Some comments on your critique (please give me your feedback on these comments)

Lechers:
Actually, I expect that many people will take advantage of the free content on Strayform and only contribute when they find something they really like. Creators will have to work hard to encourage funding and this will make for a more collaborative environment with better content produced. Also I hope that as Strayform becomes the norm, the total payment for media will drop for the average consumer. So freely enjoy our content and get behind projects you really find valuable.

Site Size:
Strayform is a very small team that uses only personal funds. We are in discussions with investors, but do not have the funds to market like the big boys now. However with our widgets you can raise funds using any site you currently are on so our size shouldn’t make a large impact in your funding efforts.
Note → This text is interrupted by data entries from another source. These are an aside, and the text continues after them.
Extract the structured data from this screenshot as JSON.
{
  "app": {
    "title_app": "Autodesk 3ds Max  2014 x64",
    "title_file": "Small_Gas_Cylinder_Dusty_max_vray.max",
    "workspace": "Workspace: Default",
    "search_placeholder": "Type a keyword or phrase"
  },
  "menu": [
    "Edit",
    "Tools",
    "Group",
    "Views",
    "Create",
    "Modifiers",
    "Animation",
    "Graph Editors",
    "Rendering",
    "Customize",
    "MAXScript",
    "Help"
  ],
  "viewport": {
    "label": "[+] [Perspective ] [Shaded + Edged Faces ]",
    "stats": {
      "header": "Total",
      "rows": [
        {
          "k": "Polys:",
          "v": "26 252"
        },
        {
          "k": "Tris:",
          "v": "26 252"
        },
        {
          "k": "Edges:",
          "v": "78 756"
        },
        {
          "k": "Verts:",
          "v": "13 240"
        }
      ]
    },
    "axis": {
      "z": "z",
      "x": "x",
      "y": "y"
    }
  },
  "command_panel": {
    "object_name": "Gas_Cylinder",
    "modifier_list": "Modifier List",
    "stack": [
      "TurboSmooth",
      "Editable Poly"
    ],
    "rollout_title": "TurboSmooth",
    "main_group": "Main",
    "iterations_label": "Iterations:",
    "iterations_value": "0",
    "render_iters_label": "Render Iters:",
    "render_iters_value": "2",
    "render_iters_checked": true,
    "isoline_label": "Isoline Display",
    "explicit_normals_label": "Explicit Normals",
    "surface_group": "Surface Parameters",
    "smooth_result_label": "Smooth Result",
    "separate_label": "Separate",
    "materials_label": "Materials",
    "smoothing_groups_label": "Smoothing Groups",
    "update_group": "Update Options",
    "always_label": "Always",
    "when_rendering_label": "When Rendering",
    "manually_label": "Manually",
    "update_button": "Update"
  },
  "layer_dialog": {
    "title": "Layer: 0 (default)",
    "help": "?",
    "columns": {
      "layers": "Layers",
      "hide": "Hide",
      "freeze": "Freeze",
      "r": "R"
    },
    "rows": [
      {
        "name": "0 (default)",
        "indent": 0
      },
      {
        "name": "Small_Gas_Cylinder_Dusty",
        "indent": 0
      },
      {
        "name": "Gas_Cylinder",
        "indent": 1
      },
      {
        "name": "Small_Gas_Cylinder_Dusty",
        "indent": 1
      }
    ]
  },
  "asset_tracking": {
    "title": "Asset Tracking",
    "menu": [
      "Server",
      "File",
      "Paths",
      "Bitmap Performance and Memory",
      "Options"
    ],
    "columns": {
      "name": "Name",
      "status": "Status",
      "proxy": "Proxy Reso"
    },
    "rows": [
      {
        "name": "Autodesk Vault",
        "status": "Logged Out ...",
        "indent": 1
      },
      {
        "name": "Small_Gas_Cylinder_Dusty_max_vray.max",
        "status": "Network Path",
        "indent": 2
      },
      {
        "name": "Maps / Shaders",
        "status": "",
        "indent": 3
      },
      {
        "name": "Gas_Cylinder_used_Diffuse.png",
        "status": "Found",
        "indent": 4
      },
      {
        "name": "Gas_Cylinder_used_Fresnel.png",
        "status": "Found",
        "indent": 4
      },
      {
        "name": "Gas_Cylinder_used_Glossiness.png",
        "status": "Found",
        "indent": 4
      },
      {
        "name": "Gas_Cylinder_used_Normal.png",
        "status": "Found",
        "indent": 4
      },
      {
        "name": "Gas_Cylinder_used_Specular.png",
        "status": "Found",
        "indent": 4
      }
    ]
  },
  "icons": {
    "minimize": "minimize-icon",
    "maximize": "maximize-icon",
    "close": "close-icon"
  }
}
To Stream or Not to Stream:
Long term, I am not sure if we will stream or not. Our goal is to create new media content that can be used anywhere. Not streaming lets us take a variety of formats and sizes of files and leaves room for other companies to provide value-add by streaming, searching, aggregating the content created here.

Usability:
I’ve always put usability as one of the highest concerns of the site. In fact, you can get anywhere on Strayform in about 3 clicks. Personal navigation, page navigation, page actions, and search always fall on the same place everywhere. However, simply because our system is new and so elaborate it has a steep learning curve.

Design and Brand:
Our front page branding has always been our weak point. Any specific suggestions to make it clearer and more inviting are welcomed.

Yours,
Brandt Cannici
Founder
http://www.strayform.com
The Creation Network

Thanks for stopping by to clear things up Brandt! 🙂

celpe
Posted on January 11, 2008

Thanks for information. many interesting things there.